Nu de meldingen van verzoeker niet zijn vastgelegd, moet de Nationale ombudsman zich van een oordeel onthouden met betrekking tot de vraag of de politie in redelijkheid heeft kunnen besluiten niet op te treden naar aanleiding van de meldingen van verzoeker.

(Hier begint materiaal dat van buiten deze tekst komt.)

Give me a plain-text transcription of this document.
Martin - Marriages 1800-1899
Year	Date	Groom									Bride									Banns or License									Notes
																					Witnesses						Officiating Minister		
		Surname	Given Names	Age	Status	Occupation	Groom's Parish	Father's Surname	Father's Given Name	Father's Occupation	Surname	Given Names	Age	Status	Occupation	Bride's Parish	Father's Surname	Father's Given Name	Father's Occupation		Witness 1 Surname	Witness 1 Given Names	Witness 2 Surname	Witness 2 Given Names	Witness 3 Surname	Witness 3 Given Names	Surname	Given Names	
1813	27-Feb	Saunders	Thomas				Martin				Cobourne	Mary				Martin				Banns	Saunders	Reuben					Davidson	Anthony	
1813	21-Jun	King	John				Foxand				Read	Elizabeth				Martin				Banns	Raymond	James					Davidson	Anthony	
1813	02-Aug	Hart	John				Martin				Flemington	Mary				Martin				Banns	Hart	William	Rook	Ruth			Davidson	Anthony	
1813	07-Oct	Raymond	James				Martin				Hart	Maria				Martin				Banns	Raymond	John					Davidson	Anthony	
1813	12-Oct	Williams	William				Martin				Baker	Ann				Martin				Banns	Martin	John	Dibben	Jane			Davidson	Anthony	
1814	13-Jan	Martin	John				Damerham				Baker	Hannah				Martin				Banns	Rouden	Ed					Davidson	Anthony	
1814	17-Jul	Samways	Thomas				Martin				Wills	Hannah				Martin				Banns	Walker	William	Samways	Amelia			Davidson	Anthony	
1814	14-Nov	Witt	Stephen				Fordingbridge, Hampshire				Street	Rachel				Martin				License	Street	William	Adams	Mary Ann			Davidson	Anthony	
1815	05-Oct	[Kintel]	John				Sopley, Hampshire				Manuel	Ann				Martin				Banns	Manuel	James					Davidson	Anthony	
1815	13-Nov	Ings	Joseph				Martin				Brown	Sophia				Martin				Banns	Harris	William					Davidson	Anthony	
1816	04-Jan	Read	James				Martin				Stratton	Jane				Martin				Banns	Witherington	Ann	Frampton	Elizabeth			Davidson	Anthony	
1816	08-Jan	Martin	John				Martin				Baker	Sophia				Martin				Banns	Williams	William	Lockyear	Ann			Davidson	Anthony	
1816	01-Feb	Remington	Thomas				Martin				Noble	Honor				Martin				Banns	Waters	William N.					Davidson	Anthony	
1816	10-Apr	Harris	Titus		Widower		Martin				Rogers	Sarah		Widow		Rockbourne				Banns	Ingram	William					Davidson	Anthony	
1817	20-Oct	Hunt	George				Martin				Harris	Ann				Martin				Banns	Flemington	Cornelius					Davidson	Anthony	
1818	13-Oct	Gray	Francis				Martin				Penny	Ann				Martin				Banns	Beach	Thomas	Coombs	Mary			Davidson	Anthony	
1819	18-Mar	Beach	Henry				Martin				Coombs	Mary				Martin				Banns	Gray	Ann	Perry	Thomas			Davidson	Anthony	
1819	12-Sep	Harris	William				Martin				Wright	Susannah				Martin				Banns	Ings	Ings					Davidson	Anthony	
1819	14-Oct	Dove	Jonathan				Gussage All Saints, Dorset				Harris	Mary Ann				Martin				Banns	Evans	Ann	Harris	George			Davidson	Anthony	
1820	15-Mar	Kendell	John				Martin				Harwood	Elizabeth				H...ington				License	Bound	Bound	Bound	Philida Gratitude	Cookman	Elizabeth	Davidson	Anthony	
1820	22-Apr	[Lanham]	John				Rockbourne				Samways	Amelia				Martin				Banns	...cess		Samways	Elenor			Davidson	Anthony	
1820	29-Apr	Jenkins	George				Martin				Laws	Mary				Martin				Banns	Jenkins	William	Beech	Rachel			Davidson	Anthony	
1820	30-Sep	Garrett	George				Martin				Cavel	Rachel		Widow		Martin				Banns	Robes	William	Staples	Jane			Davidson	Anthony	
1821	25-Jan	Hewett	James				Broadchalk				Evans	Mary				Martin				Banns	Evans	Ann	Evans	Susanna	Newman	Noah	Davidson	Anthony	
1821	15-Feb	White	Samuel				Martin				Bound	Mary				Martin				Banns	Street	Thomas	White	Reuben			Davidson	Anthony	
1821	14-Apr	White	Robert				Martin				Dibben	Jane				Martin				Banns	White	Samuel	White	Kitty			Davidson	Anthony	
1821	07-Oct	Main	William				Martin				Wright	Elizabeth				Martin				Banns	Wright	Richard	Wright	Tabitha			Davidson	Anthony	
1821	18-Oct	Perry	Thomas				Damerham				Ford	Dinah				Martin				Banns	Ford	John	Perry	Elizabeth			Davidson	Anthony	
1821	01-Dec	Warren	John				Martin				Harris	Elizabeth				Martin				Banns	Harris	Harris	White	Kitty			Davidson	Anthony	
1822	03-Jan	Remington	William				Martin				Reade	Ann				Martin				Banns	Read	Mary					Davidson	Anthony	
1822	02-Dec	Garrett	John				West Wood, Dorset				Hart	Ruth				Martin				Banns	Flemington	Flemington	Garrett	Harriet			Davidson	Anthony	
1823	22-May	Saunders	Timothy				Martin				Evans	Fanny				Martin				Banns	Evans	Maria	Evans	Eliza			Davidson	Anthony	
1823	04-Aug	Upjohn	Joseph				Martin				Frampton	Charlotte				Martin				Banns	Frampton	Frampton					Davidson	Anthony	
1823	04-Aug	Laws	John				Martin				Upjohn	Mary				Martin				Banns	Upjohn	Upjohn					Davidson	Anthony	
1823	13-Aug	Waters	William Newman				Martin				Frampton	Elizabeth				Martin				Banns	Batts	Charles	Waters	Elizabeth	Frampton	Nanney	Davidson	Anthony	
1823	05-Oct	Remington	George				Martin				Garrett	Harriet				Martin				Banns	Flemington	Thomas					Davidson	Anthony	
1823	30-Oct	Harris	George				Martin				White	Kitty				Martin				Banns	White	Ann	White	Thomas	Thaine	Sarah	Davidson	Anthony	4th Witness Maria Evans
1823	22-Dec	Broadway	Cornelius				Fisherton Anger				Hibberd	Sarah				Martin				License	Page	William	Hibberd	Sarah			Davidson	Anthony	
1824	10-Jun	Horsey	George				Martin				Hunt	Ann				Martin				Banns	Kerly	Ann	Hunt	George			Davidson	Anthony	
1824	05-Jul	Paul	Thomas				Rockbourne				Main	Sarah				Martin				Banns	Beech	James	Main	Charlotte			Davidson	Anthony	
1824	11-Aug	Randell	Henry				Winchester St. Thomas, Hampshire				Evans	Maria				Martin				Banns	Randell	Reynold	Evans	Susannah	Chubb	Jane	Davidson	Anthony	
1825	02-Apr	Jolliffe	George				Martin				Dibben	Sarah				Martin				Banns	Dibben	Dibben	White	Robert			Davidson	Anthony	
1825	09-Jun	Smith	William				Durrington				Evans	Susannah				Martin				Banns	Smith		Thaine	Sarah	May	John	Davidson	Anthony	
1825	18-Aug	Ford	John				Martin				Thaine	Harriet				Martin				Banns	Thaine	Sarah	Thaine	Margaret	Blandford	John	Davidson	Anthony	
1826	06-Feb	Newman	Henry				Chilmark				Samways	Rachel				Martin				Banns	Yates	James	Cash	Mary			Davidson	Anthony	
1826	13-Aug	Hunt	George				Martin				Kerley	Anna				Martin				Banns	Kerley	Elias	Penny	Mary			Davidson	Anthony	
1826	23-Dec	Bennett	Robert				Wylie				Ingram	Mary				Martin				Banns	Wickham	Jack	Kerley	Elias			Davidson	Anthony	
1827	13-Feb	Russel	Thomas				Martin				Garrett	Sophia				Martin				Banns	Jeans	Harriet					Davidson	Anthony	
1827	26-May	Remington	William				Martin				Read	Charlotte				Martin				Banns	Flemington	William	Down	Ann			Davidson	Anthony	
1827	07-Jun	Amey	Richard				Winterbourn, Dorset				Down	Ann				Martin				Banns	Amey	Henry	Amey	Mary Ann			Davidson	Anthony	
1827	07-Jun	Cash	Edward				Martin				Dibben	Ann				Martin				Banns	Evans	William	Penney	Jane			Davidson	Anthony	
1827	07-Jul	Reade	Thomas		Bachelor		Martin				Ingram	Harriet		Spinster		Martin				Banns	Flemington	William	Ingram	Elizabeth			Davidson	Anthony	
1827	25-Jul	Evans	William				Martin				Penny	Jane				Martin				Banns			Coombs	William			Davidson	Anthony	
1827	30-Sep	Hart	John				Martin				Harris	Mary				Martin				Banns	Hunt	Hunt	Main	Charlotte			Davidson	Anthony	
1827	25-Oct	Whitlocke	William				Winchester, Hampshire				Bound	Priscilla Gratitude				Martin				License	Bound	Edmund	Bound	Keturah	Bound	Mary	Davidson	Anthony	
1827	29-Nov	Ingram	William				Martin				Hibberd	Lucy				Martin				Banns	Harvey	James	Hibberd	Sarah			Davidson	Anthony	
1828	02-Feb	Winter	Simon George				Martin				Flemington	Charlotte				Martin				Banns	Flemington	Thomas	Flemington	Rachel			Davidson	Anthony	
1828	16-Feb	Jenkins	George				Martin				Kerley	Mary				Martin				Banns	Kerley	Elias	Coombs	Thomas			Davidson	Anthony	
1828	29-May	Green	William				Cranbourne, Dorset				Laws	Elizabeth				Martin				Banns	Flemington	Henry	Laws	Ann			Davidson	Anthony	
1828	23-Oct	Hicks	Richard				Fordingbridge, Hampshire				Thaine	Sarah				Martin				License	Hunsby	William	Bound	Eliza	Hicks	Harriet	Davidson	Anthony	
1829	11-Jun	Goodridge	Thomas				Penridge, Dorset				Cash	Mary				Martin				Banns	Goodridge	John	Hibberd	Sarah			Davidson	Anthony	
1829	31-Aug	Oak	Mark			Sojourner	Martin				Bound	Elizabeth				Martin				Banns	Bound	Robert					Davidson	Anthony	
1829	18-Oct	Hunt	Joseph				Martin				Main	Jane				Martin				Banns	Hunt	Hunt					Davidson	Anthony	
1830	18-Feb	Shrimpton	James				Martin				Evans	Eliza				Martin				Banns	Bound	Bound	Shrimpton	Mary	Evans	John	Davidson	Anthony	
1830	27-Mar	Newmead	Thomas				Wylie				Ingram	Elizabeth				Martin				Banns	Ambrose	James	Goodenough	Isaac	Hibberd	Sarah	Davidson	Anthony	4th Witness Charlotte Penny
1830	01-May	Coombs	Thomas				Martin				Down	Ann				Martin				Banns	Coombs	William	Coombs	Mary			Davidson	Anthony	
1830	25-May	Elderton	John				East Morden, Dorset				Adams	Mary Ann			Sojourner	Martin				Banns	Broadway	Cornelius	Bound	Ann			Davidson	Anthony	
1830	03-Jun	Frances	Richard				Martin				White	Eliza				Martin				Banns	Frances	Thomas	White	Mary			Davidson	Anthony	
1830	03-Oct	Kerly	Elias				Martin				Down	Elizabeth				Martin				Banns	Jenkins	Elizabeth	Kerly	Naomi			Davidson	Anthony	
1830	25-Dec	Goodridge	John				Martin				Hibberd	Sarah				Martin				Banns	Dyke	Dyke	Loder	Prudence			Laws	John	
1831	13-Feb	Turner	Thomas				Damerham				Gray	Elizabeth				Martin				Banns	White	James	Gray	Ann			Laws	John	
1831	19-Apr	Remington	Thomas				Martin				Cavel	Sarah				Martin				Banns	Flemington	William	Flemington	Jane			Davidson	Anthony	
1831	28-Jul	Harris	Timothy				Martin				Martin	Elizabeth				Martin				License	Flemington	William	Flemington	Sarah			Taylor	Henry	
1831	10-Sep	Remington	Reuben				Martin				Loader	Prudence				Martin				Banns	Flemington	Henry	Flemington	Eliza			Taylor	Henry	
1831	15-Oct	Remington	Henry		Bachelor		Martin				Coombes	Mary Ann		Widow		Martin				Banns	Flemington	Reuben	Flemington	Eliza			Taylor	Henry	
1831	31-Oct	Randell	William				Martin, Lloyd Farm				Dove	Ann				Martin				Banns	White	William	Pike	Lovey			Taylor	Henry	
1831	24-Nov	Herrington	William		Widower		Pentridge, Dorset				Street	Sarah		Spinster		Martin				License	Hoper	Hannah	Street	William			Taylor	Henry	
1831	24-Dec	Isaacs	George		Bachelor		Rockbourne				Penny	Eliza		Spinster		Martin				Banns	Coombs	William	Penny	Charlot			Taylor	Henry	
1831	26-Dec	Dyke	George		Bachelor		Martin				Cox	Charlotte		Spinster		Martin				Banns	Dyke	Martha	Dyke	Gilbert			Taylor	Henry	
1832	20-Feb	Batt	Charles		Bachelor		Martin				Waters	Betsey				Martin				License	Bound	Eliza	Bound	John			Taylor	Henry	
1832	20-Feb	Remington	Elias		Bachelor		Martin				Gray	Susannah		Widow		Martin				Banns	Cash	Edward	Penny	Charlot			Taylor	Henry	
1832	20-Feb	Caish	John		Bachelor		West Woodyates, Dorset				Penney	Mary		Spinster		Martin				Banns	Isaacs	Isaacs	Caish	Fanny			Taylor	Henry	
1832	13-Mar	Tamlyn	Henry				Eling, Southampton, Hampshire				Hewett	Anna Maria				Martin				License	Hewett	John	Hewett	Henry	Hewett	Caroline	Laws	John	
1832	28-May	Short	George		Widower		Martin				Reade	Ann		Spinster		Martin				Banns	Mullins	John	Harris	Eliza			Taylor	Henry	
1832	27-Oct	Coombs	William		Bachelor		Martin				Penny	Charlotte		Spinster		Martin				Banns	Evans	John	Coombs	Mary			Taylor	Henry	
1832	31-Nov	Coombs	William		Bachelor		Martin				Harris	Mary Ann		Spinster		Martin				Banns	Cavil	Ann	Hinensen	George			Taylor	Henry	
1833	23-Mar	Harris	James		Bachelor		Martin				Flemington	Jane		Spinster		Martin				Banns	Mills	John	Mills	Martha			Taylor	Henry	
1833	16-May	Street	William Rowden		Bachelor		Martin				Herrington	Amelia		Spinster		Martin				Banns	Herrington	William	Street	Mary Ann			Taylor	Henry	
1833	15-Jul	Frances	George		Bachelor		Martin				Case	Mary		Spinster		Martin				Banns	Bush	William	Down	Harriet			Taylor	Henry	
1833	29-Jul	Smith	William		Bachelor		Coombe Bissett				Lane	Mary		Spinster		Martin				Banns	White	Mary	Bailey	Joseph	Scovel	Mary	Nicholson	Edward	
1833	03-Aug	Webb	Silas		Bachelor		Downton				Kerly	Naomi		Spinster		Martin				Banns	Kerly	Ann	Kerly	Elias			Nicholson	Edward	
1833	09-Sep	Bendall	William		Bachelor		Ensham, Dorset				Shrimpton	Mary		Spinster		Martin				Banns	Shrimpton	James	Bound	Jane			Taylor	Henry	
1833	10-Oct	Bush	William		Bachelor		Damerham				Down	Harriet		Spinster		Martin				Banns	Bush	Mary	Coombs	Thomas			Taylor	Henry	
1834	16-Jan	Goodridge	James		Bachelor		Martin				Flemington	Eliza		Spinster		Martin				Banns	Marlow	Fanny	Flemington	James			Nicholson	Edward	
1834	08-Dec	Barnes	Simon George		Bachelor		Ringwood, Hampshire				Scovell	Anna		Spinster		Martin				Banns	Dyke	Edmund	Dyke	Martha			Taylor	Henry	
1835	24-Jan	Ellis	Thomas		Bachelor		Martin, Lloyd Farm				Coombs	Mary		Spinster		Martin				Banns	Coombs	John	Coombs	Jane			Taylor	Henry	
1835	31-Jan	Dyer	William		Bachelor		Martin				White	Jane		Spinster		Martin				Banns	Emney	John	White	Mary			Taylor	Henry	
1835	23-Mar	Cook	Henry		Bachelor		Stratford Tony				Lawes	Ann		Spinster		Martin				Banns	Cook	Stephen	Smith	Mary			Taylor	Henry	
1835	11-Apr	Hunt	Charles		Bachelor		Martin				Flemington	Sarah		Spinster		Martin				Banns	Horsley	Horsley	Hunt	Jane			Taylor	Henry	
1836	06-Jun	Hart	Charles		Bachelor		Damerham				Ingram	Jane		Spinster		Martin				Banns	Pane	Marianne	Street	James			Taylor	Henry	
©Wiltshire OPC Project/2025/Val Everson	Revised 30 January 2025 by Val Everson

II. Ten aanzien van de intimidatie en het in de mond leggen van woorden tijdens het getuigenverhoor

1. Op 3 januari 2001 hoorden twee politieambtenaren, Van L. en Le. van het regionale politiekorps Brabant Zuid-Oost de twaalfjarige zoon van verzoeker als getuige van de mishandeling, waarvan verzoeker op 18 oktober 2000 aangifte had gedaan. Tijdens dit getuigenverhoor ontstond er een woordenwisseling tussen de politieambtenaren en verzoeker, waardoor zij het verhoor vroegtijdig beëindigden.

2. Verzoeker diende op 5 januari 2001 bij de klachtencoördinator van het regiokorps Brabant Zuid-Oost een klacht in tegen politieambtenaar Van L. Hij stelt dat Van L. zijn zoon had geïntimideerd en hem woorden in zijn mond heeft gelegd.

3. In reactie op de klacht verwees de korpsbeheerder van het regionale politiekorps Brabant Zuid-Oost (zie Bevindingen onder C.1.) naar het proces-verbaal van bevindingen dat op 5 januari 2001 was opgemaakt door de betrokken ambtenaren Van L. en Le. naar aanleiding van het getuigenverhoor van verzoekers zoon.

4. De politieambtenaren Van L. en Le. verklaarden in hun proces-verbaal van bevindingen van 5 januari 2001 (zie Bevindingen onder A.7.) dat verzoeker het verhoor had onderbroken en hen woorden in de mond had willen leggen. De politieambtenaren Van L. en Le. verklaarden ook tegenover een medewerkster van het Bureau Nationale ombudsman (zie Bevindingen onder D.1. en D.2.) dat verzoeker het getuigenverhoor had onderbroken door zijn eigen verhaal te gaan vertellen.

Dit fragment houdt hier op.